Bisnis.com, JAKARTA - Asosiasi Logistik dan Forwarder Indonesia (ALFI) menilai Rancangan Undang Undang Cipta Kerja masih belum maksimal memfasilitasi kebutuhan pengusaha di sektor logistik.
Ketua DPP ALFI Yukki Nugrahawan Hanafi mengatakan pihaknya mengapresiasi keberadaan RUU Cipta Kerja yang tujuannya memudahkan investor dalam aspek perizinan usaha. Namun, dia menyayangkan ketika dari sisi logistik yang dijadikan landasan hukum malah aturan yang tidak lengkap.
Menurutnya, yang dijadikan landasan dalam penyusunan RUU Cipta Kerja adalah beleid yang berkaitan dengan aktivitas angkutan multimoda. Padahal, kebijakan yang menyangkut angkutan multimoda tersebut belum mengatur jenis usaha yang lebih holistik di bidang logistik.
"Dari sisi logistik ini mereka [pemerintah] menggunakan cantolan utamanya multimoda, sedangkan multimoda dari PP dan Perpres belum bisa memberikan secara lengkap logistik end to end, itu baru bicara dokumen dan dari sisi moda transportasinya saja," jelasnya kepada Bisnis, Rabu (26/2/2020).
Sementara itu, jelasnya, kegiatan logistik end to end itu tidak hanya berkaitan dengan moda transportasinya, banyak jenis usaha logistik pula yang tidak hanya berkaitan dengan moda transportasinya.
Menurutnya, kemudahan dengan satu izin usaha dalam RUU ini masih berpeluang terjadi pihak yang berkegiatan end to end mesti menggunakan beberapa izin.
Baca Juga
Izin pun masih harus melalui beberapa Kementerian seperti Kementerian Perhubungan (Kemenhub), dan Kementerian Perdagangan (Kemendag).
Dia menilai salah satu cantolan aturan yang sudah mencakupi berbagai jenis usaha di sektor logistik adalah peraturan menteri perhubungan (PM) No. 49/2017 tentang Penyelenggaraan dan Pengusahaan Jasa Pengurusan Transportasi (PPJPT).
"Aturan ini sudah lengkap mencerminkan kegiatan logistik nasional dan internasional, yang terdapat 21 jenis usaha. Malah aturan ini tidak masuk sebagai landasan," ujarnya.
Kendati demikian, Yukki mengatakan masih ada kesempatan agar jasa pengusahaan logistik dapat dimasukan secara menyeluruh dari awal hingga akhir (end to end).
Adapun saat ini ketika menggunakan landasan aturan angkutan multimoda baru mencakupi izin-izin yang terbatas. Padahal ruang lingkup logistik mestinya harus standar internasional.

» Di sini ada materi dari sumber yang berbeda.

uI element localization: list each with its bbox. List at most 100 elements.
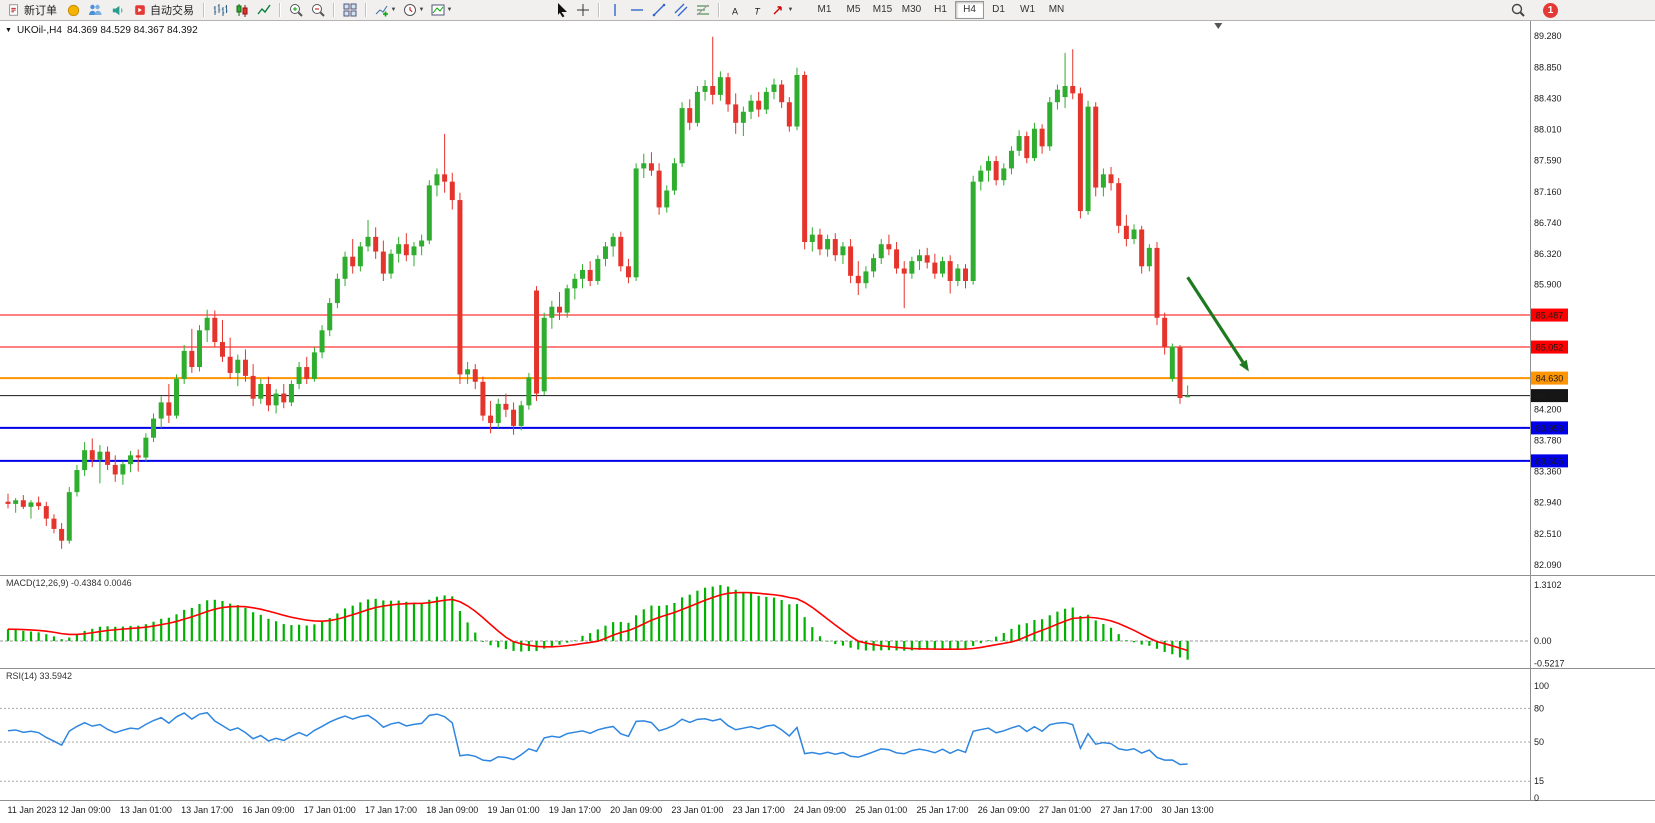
candle-body bbox=[442, 174, 448, 182]
candle-body bbox=[985, 161, 991, 171]
autotrading-button[interactable]: 自动交易 bbox=[128, 1, 199, 19]
timeframe-m5-button[interactable]: M5 bbox=[846, 4, 861, 15]
gold-button[interactable] bbox=[62, 1, 84, 19]
trendline-button[interactable] bbox=[648, 1, 670, 19]
periods-button[interactable]: ▼ bbox=[399, 1, 427, 19]
symbol-dropdown-icon[interactable]: ▼ bbox=[5, 27, 12, 34]
time-axis-label: 20 Jan 09:00 bbox=[610, 805, 662, 815]
community-icon bbox=[89, 4, 102, 15]
candle-body bbox=[1146, 247, 1152, 267]
macd-axis-label: 0.00 bbox=[1534, 636, 1552, 646]
time-axis-scale[interactable] bbox=[0, 801, 1655, 823]
fibonacci-button[interactable] bbox=[692, 1, 714, 19]
candle-body bbox=[901, 268, 907, 274]
community-button[interactable] bbox=[84, 1, 106, 19]
new-order-button[interactable]: 新订单 bbox=[2, 1, 62, 19]
indicators-button[interactable]: ▼ bbox=[371, 1, 399, 19]
tile-windows-button[interactable] bbox=[339, 1, 361, 19]
bar-chart-button[interactable] bbox=[209, 1, 231, 19]
time-axis-label: 11 Jan 2023 bbox=[8, 805, 57, 815]
notification-badge[interactable]: 1 bbox=[1543, 2, 1558, 18]
candle-body bbox=[74, 470, 80, 493]
time-axis-label: 17 Jan 01:00 bbox=[304, 805, 356, 815]
candle-body bbox=[671, 163, 677, 191]
timeframe-mn-button[interactable]: MN bbox=[1048, 4, 1065, 15]
zoom-out-button[interactable] bbox=[307, 1, 329, 19]
vertical-line-button[interactable] bbox=[604, 1, 626, 19]
candle-body bbox=[771, 84, 777, 92]
candle-body bbox=[534, 290, 540, 394]
cursor-button[interactable] bbox=[550, 1, 572, 19]
candle-body bbox=[993, 161, 999, 181]
candle-body bbox=[1093, 106, 1099, 188]
price-tag-label: 84.392 bbox=[1536, 391, 1564, 401]
timeframe-m15-button[interactable]: M15 bbox=[872, 4, 893, 15]
candle-body bbox=[1154, 247, 1160, 318]
timeframe-m1-button[interactable]: M1 bbox=[817, 4, 832, 15]
crosshair-button[interactable] bbox=[572, 1, 594, 19]
time-axis-label: 19 Jan 17:00 bbox=[549, 805, 601, 815]
alerts-button[interactable] bbox=[106, 1, 128, 19]
candle-body bbox=[219, 342, 225, 357]
new-order-icon bbox=[9, 4, 18, 16]
candle-body bbox=[1162, 317, 1168, 348]
candle-body bbox=[633, 168, 639, 278]
rsi-indicator-label: RSI(14) 33.5942 bbox=[6, 671, 73, 681]
candle-body bbox=[158, 402, 164, 419]
text-label-button[interactable]: T bbox=[746, 1, 768, 19]
candle-body bbox=[174, 378, 180, 416]
candle-body bbox=[181, 350, 187, 379]
candle-body bbox=[273, 393, 279, 406]
candle-body bbox=[265, 383, 271, 406]
candle-body bbox=[197, 330, 202, 368]
price-tag-label: 83.505 bbox=[1536, 456, 1564, 466]
candle-body bbox=[212, 317, 218, 343]
candle-body bbox=[610, 236, 616, 247]
candle-body bbox=[250, 375, 256, 399]
candle-body bbox=[311, 352, 317, 379]
text-button[interactable]: A bbox=[724, 1, 746, 19]
candle-body bbox=[656, 170, 662, 208]
horizontal-line-button[interactable] bbox=[626, 1, 648, 19]
candle-body bbox=[825, 239, 831, 250]
arrows-button[interactable]: ▼ bbox=[768, 1, 796, 19]
candlestick-chart-button[interactable] bbox=[231, 1, 253, 19]
timeframe-h4-button[interactable]: H4 bbox=[955, 1, 984, 19]
templates-button[interactable]: ▼ bbox=[427, 1, 455, 19]
zoom-in-button[interactable] bbox=[285, 1, 307, 19]
candle-body bbox=[36, 502, 42, 507]
symbol-period-label: UKOil-,H4 bbox=[16, 25, 62, 36]
candle-body bbox=[51, 518, 57, 529]
candle-body bbox=[1008, 150, 1014, 169]
candle-body bbox=[151, 418, 157, 438]
candle-body bbox=[357, 246, 363, 267]
templates-icon bbox=[431, 4, 445, 16]
candle-body bbox=[802, 74, 808, 242]
candle-body bbox=[204, 317, 210, 331]
toolbar-separator bbox=[333, 3, 335, 17]
time-axis-label: 23 Jan 17:00 bbox=[733, 805, 785, 815]
timeframe-h1-button[interactable]: H1 bbox=[934, 4, 947, 15]
line-chart-button[interactable] bbox=[253, 1, 275, 19]
price-axis-scale[interactable] bbox=[1530, 21, 1655, 801]
time-axis-label: 19 Jan 01:00 bbox=[488, 805, 540, 815]
candle-body bbox=[1139, 229, 1145, 267]
channel-button[interactable] bbox=[670, 1, 692, 19]
candle-body bbox=[855, 275, 861, 284]
candle-body bbox=[373, 236, 379, 252]
svg-text:T: T bbox=[754, 7, 761, 17]
candle-body bbox=[1070, 86, 1076, 94]
candle-body bbox=[1031, 128, 1037, 159]
candle-body bbox=[288, 383, 294, 403]
symbol-search-button[interactable] bbox=[1507, 1, 1529, 19]
candle-body bbox=[503, 403, 509, 410]
chart-title: ▼ UKOil-,H4 84.369 84.529 84.367 84.392 bbox=[5, 25, 198, 36]
horizontal-line-icon bbox=[631, 9, 643, 11]
timeframe-w1-button[interactable]: W1 bbox=[1020, 4, 1035, 15]
timeframe-d1-button[interactable]: D1 bbox=[992, 4, 1005, 15]
trend-arrow[interactable] bbox=[1186, 276, 1245, 364]
macd-indicator-label: MACD(12,26,9) -0.4384 0.0046 bbox=[6, 578, 132, 588]
candle-body bbox=[350, 256, 356, 267]
timeframe-m30-button[interactable]: M30 bbox=[901, 4, 922, 15]
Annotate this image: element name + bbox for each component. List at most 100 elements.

"Kami sampaikan ini ke Kemenko Perekonomian dan Kemenhub, kalau cantolannya multimoda malah akan menghambat karena pada akhirnya tidak menyederhanakan izin. Padahal, ada permenhub baik darat laut udara kereta yang sudah standar tingkat internasional dari berbagai macam, misal liability insurance, standard trading sudah internasional," tegasnya.
Selain itu, Ketua Asosiasi Forwarder Asean ini pun mengaku kaget karena selain omnibus law pemerintah tengah menggodok UU tentang pos dan logistik.
Dia menyayangkan hal tersebut, UU baru malah akan membuat aturan turunan baru yang berujung pada perizinan baru. Artinya, setelah RUU Cipta Kerja akan ada perizinan-perizinan baru yang mesti disesuaikan.
Pria asal Jawa Barat ini mengungkapkan kalau pemerintah ingin investasi masuk melalui omnibus law tersebut, seharusnya tidak melihat logistik dari sisi moda transportasi saja tetapi harus menyeluruh.
Selain itu, terangnya, dalam perspektif logistik RUU tersebut belum memberikan kemudahan berusaha. Padahal, pihaknya sudah turut memberikan masukan.
"Saya berharap RUU Cipta Kerja di tingkat implementasinya tidak melempem, ini sudah baik common practice mesti nasional dan internasional, kami kaget juga usulannya kami tidak sesuai dengan hasilnya," ujarnya.